Этот текст существует уже много лет и не дает покоя писателям и философам, священникам и раввинам, текст, в который заложена попытка осмыслить великое противоречие мира: «Почему страдают праведные и благоденствуют грешники?» Именно к великой и глубокой Книге Иова восходят и «Процесс» Кафки, и «За миллиард лет до конца света» Стругацких, и «Слепящая тьма» Артура Кестлера, и даже «1984» Джорджа Оруэлла, словом – множество произведений, написанных со времен, когда обрушились непонятные несчастья на богобоязненного Иова, когда он и его друзья попытались проникнуть в причины действий Всевышнего.

«За миллиард лет…» – может быть, единственное у А. и Б. Стругацких произведение, в котором с героями (читай: с авторами) напрямую вступают в диалог не «компетентные органы» и не придуманное вдруг, без всяких аргументов «Гомеостатическое Мироздание» (этим наукообразным термином можно назвать всё, что угодно, да и в повести оно выглядит удобной и очень простой гипотезой, за которую все, включая авторов, ухватываются с радостью и облегчением.) Нет, с ними вступает в диалог всемогущая, грозная, но и непознаваемая сила, которую принято называть Бог[252]. А потому – нет объяснения его действиям, ибо Бог, в отличие от созданного Им мира, принципиально непознаваем. И почему Он начал вдруг преследовать Малянова и Ко? И вообще – преследования ли это? Или, как с Иовом, испытания?

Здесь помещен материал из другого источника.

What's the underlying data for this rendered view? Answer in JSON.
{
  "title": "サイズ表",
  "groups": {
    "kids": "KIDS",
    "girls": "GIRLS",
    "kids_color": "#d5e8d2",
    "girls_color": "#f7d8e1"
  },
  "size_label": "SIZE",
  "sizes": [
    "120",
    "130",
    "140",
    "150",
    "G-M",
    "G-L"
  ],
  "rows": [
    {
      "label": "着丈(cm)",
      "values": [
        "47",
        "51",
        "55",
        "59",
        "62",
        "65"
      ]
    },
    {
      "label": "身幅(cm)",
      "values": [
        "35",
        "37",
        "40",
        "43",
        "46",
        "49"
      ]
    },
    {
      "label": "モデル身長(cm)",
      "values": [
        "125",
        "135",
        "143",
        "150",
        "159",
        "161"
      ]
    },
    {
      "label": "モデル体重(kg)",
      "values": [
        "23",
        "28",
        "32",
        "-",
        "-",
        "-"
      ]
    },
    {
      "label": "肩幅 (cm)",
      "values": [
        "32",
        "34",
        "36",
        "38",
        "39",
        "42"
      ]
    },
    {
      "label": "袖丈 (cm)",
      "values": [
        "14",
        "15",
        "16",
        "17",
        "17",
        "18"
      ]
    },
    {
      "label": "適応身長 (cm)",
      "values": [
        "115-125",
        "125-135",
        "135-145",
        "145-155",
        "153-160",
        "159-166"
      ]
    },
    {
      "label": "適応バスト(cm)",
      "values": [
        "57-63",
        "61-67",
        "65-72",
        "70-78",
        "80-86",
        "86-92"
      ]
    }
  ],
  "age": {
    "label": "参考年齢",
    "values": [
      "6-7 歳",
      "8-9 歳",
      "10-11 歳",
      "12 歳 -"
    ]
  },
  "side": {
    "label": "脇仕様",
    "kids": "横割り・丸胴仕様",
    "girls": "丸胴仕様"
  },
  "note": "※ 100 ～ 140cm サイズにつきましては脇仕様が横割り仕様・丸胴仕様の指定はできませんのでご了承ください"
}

Ведь если Бог, подобно придуманному Вечеровским

Гомеостатическому Мирозданию и по той же самой причине, не дает героям работать из опасения, что они слишком далеко уведут человечество, – это означает, что Бог вновь принижается (как до того – Мироздание) до человеческого уровня, делается познаваемым, мало того, познаваемым легко, до банальности, упрощенно.

И беды Иова, и беды его литературных реинкарнаций – Малянова, Вечеровского, Вайнгартена и прочих – в обычных терминах необъяснимы. Это ведь только сами «маленькие Иовы» решили, что причина бед кроется в их научной работе. Но кто сказал, что они не льстят самим себе, переоценивая важность своих исследований? С их точки зрения – они не давали «высшей силе», Госпоже Природе или Всевышнему, другого повода для преследования. Но – это ведь с их собственной точки зрения. Йозеф К. в романе Франца Кафки тоже был уверен, что никакой вины, требующей судебного преследования, за ним нет. И Николай Рубашов в «Слепящей тьме» воспринимает свои несчастья как неоправданные, но, в общем, неизбежные.